波が高く、船は大きく揺れていた。船酔いの兆候が出始めた矢先、帰港が決まり、ほっとした。陸に戻ると、船長は「今日は今年一番釣れませんでした」と嘆いた。「普通はもっと釣れるので、こりずにまたきてくださいね」と付け加えた。
船長の言葉に、私とM、Hさんは「はい、リベンジしたいです」と口をそろえたが、ミカンは複雑な表情を浮かべていた。ミカンが唯一釣り上げた小さなイワシはバケツから逃げ出し、結局、じゃんけんで獲得したアジ1匹だけが釣果だったからだ。素人の場合、釣りは釣れてこそ楽しいという真理がある。

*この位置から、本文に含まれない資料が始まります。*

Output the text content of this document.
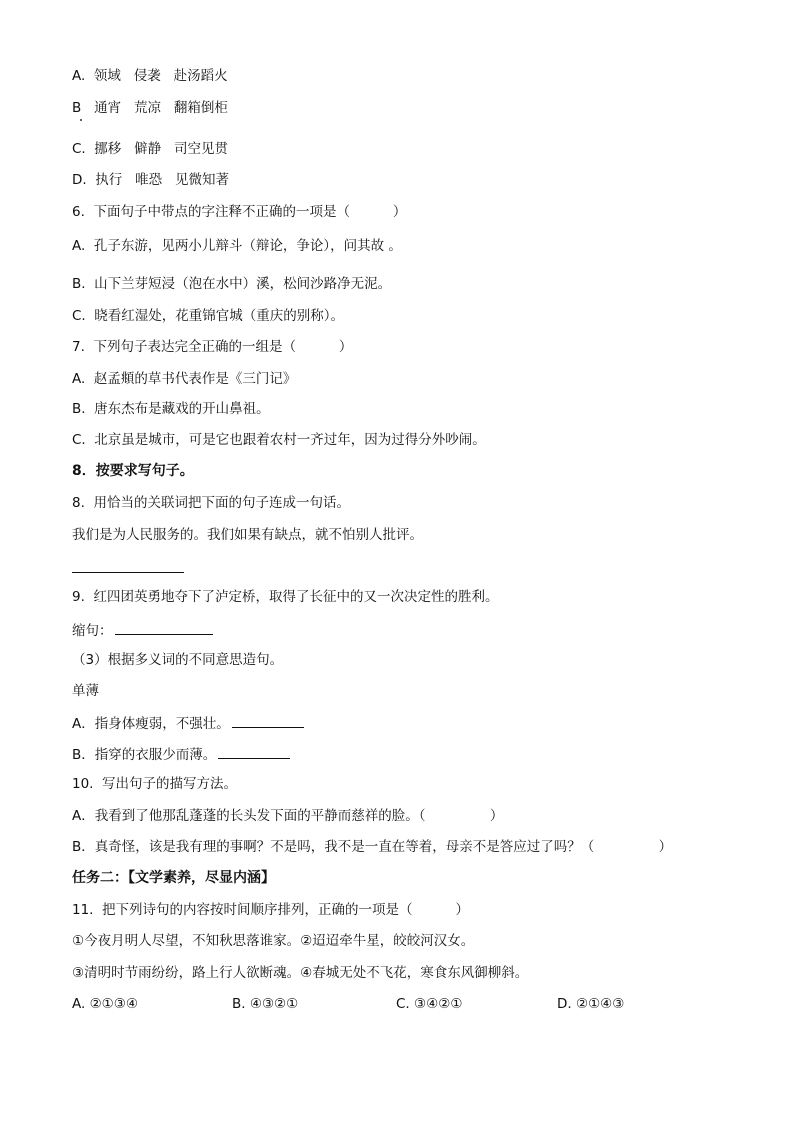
A.  领域   侵袭   赴汤蹈火
B   通宵   荒凉   翻箱倒柜
C.  挪移   僻静   司空见贯
D.  执行   唯恐   见微知著
6.  下面句子中带点的字注释不正确的一项是（          ）
A.  孔子东游，见两小儿辩斗（辩论，争论），问其故 。
B.  山下兰芽短浸（泡在水中）溪，松间沙路净无泥。
C.  晓看红湿处，花重锦官城（重庆的别称）。
7.  下列句子表达完全正确的一组是（          ）
A.  赵孟頫的草书代表作是《三门记》
B.  唐东杰布是藏戏的开山鼻祖。
C.  北京虽是城市，可是它也跟着农村一齐过年，因为过得分外吵闹。
8．按要求写句子。
8.  用恰当的关联词把下面的句子连成一句话。
我们是为人民服务的。我们如果有缺点，就不怕别人批评。
9.  红四团英勇地夺下了泸定桥，取得了长征中的又一次决定性的胜利。
缩句：
（3）根据多义词的不同意思造句。
单薄
A．指身体瘦弱，不强壮。
B．指穿的衣服少而薄。
10.  写出句子的描写方法。
A．我看到了他那乱蓬蓬的长头发下面的平静而慈祥的脸。（               ）
B．真奇怪，该是我有理的事啊？不是吗，我不是一直在等着，母亲不是答应过了吗？（               ）
任务二：【文学素养，尽显内涵】
11.  把下列诗句的内容按时间顺序排列，正确的一项是（          ）
①今夜月明人尽望，不知秋思落谁家。②迢迢牵牛星，皎皎河汉女。
③清明时节雨纷纷，路上行人欲断魂。④春城无处不飞花，寒食东风御柳斜。
A. ②①③④	B. ④③②①	C. ③④②①	D. ②①④③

釣れなかったミカンは「もうええわ!」と不貞腐れ気味だった。
釣りたてアジの味とお値段
クーラーボックスに全員分の釣果を入れ、予約した居酒屋へ向かった。釣りたてのアジとイワシを調理してもらい、祝杯を上げた。「今度は、アジ以外の魚釣りに行きたいな」と私が言うと、ミカンは「私は陸で待ってる」と苦笑いした。しかし、スーパーで買った魚とはまったく違うコリコリの歯応えの刺身と、彼女が大好きな銘柄の冷えたビールで、すぐにご機嫌になった。
終盤に出されたアジフライは、身は小さいながら絶品だった。とはいえ、このアジフライを食べるために払った料金は、釣り代4500円と調理代2000円の合計6500円。アジのフルコースとしては少々高く感じられた。
子どもの頃の楽しさは通用するか
50代、人生後半の生きがいを探して、子どもの頃に夢中になったアジ釣りに再挑戦した漫画家の倉田真由美。しかし、現実は甘くなかった。船酔い、貧果、割高な費用……。子どもの頃の楽しい経験が、人生後半でもそのまま通用するとは限らない。それでも、釣りたてのアジの刺身やアジフライの味は格別で、仲間との時間はかけがえのないものだった。趣味の再発見は、思い通りにいかないこともあるが、新たな気づきをもたらしてくれる。